Das Leben ist bunt, die Sendezeit verfliegt wie im Fluge, die Aufzählung der "besten Deutschen" ist abenteuerlich und ihre Darstellung unglaublich. Und erst die vier "Experten", die von Johannes B. Kerner im Studio um ihre "Meinung" befragt werden! Hans-Dietrich Genscher (selber auf Platz 39, einen vor Heinz Rühmann) über F.J.Strauß: "Er war im besten Sinne ein gebildeter, liebenswürdiger Mensch." "Tennis-Legende" Boris Becker sah zwar ziemlich mitgenommen aus, wurde aber auf Platz 35 unverdrossen als "jungenhaft, charmant, leidenschaftlich" bezeichnet und glänzte wie gehabt auf die Kerner-Frage nach Joschka Fischer, Platz 52, mit verschmitztem Gesichtsausdruck: "Er ist Langstreckenläufer. Deshalb ist er mir sympathisch." Ihm zur Rechten saß Barbara Schöneberger und zur Linken die von Rainer Calmund "sozialverträglich" geadelte und vom ZDF zur "Verlegerin" aufgestiegene Alice Schwarzer, Platz 23 zwischen Thomas Gottschalk und Regine Hildebrand. "Die Vielfalt ist es!" plauderte Alice ZDF-Hitparaden-tauglich auf die Frage, ob man denn "die Erwählten überhaupt vergleichen kann?" Die Deutschen - ein Volk der Dichter und Denker? Ach nee, eher ein Volk der kleinen Lichter und Autolenker. Michael Schuhmacher: Platz 26. Daniel Küblböck: Platz 16. Und Dieter Bohlen? Platz 30: "Aus der Traum, der größte Deutsche aller Zeiten zu sein!"

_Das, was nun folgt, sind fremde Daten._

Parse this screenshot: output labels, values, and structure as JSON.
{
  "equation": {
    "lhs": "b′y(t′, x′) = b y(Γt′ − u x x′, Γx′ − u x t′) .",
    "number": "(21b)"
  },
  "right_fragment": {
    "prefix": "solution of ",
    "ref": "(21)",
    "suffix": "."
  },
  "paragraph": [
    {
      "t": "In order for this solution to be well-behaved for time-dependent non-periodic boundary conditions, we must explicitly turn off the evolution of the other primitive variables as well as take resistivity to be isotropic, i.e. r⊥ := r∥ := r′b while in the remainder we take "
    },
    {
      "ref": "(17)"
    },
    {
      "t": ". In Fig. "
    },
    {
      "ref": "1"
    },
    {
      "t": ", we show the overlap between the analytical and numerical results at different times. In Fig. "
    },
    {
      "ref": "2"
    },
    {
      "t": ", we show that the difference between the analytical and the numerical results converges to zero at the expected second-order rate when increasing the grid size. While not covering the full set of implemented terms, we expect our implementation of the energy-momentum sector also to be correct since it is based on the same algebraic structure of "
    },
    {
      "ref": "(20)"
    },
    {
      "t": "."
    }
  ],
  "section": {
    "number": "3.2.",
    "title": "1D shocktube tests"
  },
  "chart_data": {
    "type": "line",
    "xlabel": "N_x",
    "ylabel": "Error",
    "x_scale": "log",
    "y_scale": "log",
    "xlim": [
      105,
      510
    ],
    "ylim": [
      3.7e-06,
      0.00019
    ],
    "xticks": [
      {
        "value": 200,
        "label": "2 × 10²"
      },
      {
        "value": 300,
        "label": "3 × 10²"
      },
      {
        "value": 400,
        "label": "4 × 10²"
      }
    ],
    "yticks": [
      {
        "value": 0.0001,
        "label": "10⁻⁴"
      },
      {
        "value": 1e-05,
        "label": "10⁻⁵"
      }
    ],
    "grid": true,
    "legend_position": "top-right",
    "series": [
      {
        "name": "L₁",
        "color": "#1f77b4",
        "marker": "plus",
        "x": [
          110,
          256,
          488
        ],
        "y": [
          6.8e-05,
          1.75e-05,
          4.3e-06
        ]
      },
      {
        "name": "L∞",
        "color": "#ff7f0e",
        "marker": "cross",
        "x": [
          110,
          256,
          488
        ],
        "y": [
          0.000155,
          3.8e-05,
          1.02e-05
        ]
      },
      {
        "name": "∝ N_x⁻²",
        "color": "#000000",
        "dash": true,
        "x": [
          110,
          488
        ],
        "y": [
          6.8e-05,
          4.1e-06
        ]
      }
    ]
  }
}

Also, nun mal ganz sachte. Erstens ist das Ganze ein Spaß. Unterhaltung, wie sie nicht nur das ZDF versteht. Aber hallo! Einhundert Namen in zweieinhalb Stunden durchzuhecheln, egal, ob rechts oder links, heilig oder Sekte, jung oder altbacken, tot oder lebendig, das ist doch was! Mit "dem Größten" meinen die Spaßmacher und Unterhaltungskünstler vom ZDF ja eben nicht die Körpergröße, sondern - äh, die Messlatte hieß: Mut, Menschlichkeit, Genie, Weltgeltung, Aktualität. Dieter! Daniel! Nena! Soviel Ironie darf schon sein, denn Ironie zeugt von Intelligenz, und überhaupt, leben wir nicht in einer Demokratie? Denn das Beste kommt ja erst noch. Die "Top Ten" (Adenauer, Bach, Bismarck, Brandt, Einstein, Goethe, Gutenberg, Luther, Marx und Hans-und-Sophie-Scholl) werden von den 5,27 Millionen Zuschauern in die richtige Reihenfolge gebracht, die sich diesen Kulturaustausch angetan haben. Die kommenden drei Wochen können sie diese zehn "Erstplatzierten" paarweise in fünf "Doku-Shows" näher kennen lernen, die Zuschauer dürfen dann "täglich über ihren Liebling abstimmen". Das ist "Wettbewerb", nicht wahr! Wer mitwählt, gewinnt, "einen Weihnachtseinkauf für 25.000 Euro bei Galeria-Kaufhof, in dessen Filialen nebenbei eine "Roadshow" läuft. Die, die dann immer noch nicht genug haben, können sich "das Buch zur großen ZDF-Aktion" bestellen. Hey, es geht um das spannende "Wahlverhalten der Deutschen" (Johannes B. Kerner). Und da soll man sich vor dem Fernsehschirm nicht aufregen?!